Sentado en
la sala de espera el Reverendo Edward Diamond se preguntaría por la probabilidad de volver a ver a su hija y a
sus nietos.
Se preguntaría por la probabilidad de volver a
su hija y a sus nietos porque la ciudad de México quedaba muy lejos de su casa
en Schenectady y los años le empezaban a pesar. Porque si en los últimos quince
años ésta era la primera vez que los astros se alineaban para poder venir a
visitar a su hija -probablemente el reverendo pensara en la voluntad de Dios y
no en la alineación de los astros, pero eso es pura especulación- el reverendo no estaba seguro de poder viajar
de nuevo en quince años más.
El
reverendo se preguntó por la probabilidad de volver a ver a su hija y no pudo
evitar sonreír.

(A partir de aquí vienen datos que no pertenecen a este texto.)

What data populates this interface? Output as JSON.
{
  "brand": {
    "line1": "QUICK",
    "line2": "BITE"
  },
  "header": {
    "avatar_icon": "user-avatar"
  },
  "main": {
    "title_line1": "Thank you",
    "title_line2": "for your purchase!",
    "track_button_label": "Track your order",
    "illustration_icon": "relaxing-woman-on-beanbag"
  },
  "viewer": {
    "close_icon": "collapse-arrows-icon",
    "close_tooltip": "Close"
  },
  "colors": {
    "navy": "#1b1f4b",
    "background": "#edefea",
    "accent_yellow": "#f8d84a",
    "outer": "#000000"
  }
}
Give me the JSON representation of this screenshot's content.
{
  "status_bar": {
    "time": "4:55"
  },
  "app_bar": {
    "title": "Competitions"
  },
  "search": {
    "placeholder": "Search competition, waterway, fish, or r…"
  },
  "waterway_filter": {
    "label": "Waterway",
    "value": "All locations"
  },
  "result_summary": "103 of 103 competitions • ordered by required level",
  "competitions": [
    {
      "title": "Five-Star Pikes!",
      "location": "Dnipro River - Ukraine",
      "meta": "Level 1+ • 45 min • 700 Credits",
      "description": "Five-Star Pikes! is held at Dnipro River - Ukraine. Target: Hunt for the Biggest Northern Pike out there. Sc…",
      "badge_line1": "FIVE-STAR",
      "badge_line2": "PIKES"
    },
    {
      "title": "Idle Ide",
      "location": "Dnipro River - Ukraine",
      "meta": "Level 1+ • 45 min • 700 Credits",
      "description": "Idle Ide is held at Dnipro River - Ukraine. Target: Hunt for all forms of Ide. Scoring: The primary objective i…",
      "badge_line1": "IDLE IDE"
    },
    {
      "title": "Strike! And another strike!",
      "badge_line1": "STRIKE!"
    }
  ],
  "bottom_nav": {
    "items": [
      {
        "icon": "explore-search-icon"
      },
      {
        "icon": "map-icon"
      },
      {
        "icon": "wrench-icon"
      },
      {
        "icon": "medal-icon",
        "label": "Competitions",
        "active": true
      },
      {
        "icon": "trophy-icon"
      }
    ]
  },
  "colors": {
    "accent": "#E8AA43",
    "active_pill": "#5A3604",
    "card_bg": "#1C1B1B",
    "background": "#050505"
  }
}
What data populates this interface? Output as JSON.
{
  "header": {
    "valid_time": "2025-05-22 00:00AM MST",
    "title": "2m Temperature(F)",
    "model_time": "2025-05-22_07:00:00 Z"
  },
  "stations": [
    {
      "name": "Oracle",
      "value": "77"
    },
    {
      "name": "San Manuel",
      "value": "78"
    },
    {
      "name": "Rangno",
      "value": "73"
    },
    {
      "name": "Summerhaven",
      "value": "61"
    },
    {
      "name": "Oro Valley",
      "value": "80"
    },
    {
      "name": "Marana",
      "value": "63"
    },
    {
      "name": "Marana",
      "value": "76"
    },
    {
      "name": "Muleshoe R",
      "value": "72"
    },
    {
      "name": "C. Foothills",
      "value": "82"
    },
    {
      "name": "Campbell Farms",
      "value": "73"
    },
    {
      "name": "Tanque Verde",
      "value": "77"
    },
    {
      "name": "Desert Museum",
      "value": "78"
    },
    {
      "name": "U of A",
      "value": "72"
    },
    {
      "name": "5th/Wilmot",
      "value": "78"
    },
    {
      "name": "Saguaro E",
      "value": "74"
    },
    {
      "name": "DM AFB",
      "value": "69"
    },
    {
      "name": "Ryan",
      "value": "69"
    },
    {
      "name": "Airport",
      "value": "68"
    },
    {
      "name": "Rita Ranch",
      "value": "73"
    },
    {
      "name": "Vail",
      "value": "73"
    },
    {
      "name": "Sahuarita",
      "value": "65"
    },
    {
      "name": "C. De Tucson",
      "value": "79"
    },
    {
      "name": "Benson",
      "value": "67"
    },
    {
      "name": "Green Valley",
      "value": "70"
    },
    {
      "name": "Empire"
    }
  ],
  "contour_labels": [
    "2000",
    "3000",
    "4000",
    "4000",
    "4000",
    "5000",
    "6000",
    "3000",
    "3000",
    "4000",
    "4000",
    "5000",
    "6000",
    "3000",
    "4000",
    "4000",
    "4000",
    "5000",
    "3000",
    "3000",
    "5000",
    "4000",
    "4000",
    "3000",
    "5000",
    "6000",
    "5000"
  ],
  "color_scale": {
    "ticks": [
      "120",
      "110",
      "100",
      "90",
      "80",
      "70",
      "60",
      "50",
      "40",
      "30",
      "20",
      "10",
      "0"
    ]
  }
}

Unos días antes le había preguntado a su yerno si él, el
experto en aparatos de medición científica, podría calcular la probabilidad de
que ocurriesen todos los eventos que llevaron a que un niño nacido en
Shropshire, Kent en 1878, se despidiese de su hija y sus nietos en la Ciudad de
México en 1958, y la respuesta que había obtenido de su yerno había sido de una
complejidad alarmante, de la cual sólo le quedó claro que a su yerno le
molestaba hablar de la probabilidad de un evento social por algo que tenía que
ver con un apostador que
tira monedas –después de escuchar a su yerno por una hora larga argumentar porqué la probabilidad de un
fenómeno social es un concepto equivocado, al reverendo le surgieron más dudas,
incluida la de si su yerno era un apostador empedernido por la intensidad con
la que hablaba de apostar al resultado de un volado o de sacar una carta de un
mazo-. Parece que
el yerno estaba en contra de experimentar con personas como si fuesen monedas
–pero no de apostar al resultado- o algo por el estilo, y por tanto no estaba
dispuesto a discutir la probabilidad de que los eventos en la vida del
reverendo hubiesen ocurrido de esa manera y no otra.
Sentado en
la sala de espera, el reverendo pensaría –muy a pesar de la opinión del yerno-
en lo fabulosamente remoto que era cada uno de los eventos en su existencia –y
como en un dominó, lo remoto de los eventos en la existencia de su hija, su
yerno y sus nietos, a quienes no sabía si volvería a ver-. Haber vivido en Keewatin y Kenora en vez de Dehli y Calcuta,
nacer en el corazón del imperio en pleno apogeo del reinado de su majestad la Reina Victoria y morir –de eso no tenía
certeza, pero le parecía que las probabilidades eran altas, a pesar de las
reservas de su yerno- en Nueva York cuando éste se había convertido en el
centro nervioso de la nueva superpotencia.
Igual de
remoto le parecía sobrevivir –y como súbdito de la corona no pelear- dos
guerras mundiales como haber perdido a un sobrino después de firmado el
armisticio, desactivando una bomba de la Luftwaffe que había caído en Green
Park y decidió explotar precisamente en el momento en que el pobre James
Diamond la desactivaba –¿cual es la probabilidad de que una bomba que se negó a
explotar después de caer de cientos de metros de altura decida explotar
precisamente cuando uno intenta desactivarla?-, la probabilidad de volver a ver
al pobre James era cero, a menos que se encontrasen en la otra vida y ahí
lograsen reconocerse, pero si el hablar de la probabilidad de encontrarse a
alguien en esta vida había lanzado a su yerno en un arrebato de cólera, el
reverendo prefería no tocar el tema de encontrárselo en cualquier otra.
El
reverendo se preguntaba por la probabilidad de volver a ver a su hija y no pudo
evitar pensar en la probabilidad de volver a ver los lugares de una vida que
hace muchos años se había quedado atrás. Oír
de nuevo las campanas de su Mary-in-Hill, y ver el altar diseñado por el
mismo Wren. Volver a caminar por las colinas de Gales donde conoció a su mujer
o sentarse a escuchar el rumor del Támesis. Dar un paseo por Regent's Park o salir a Windsor
de fin de semana. Cazar venados a las afueras de Kenora y salir a patinar en los inmensos lagos congelados del invierno canadiense.
Ahí, sentado en la sala de espera en la ciudad de Mexico, el reverendo se daría cuenta de la vejez no es preguntarse por las probabilidades de volver a los lugares de la niñez o ver de nuevo a su hija y sus nietos. El reverendo se daría cuenta de que la vejez es conocer la probabilidad de estos eventos. Exactamente cero.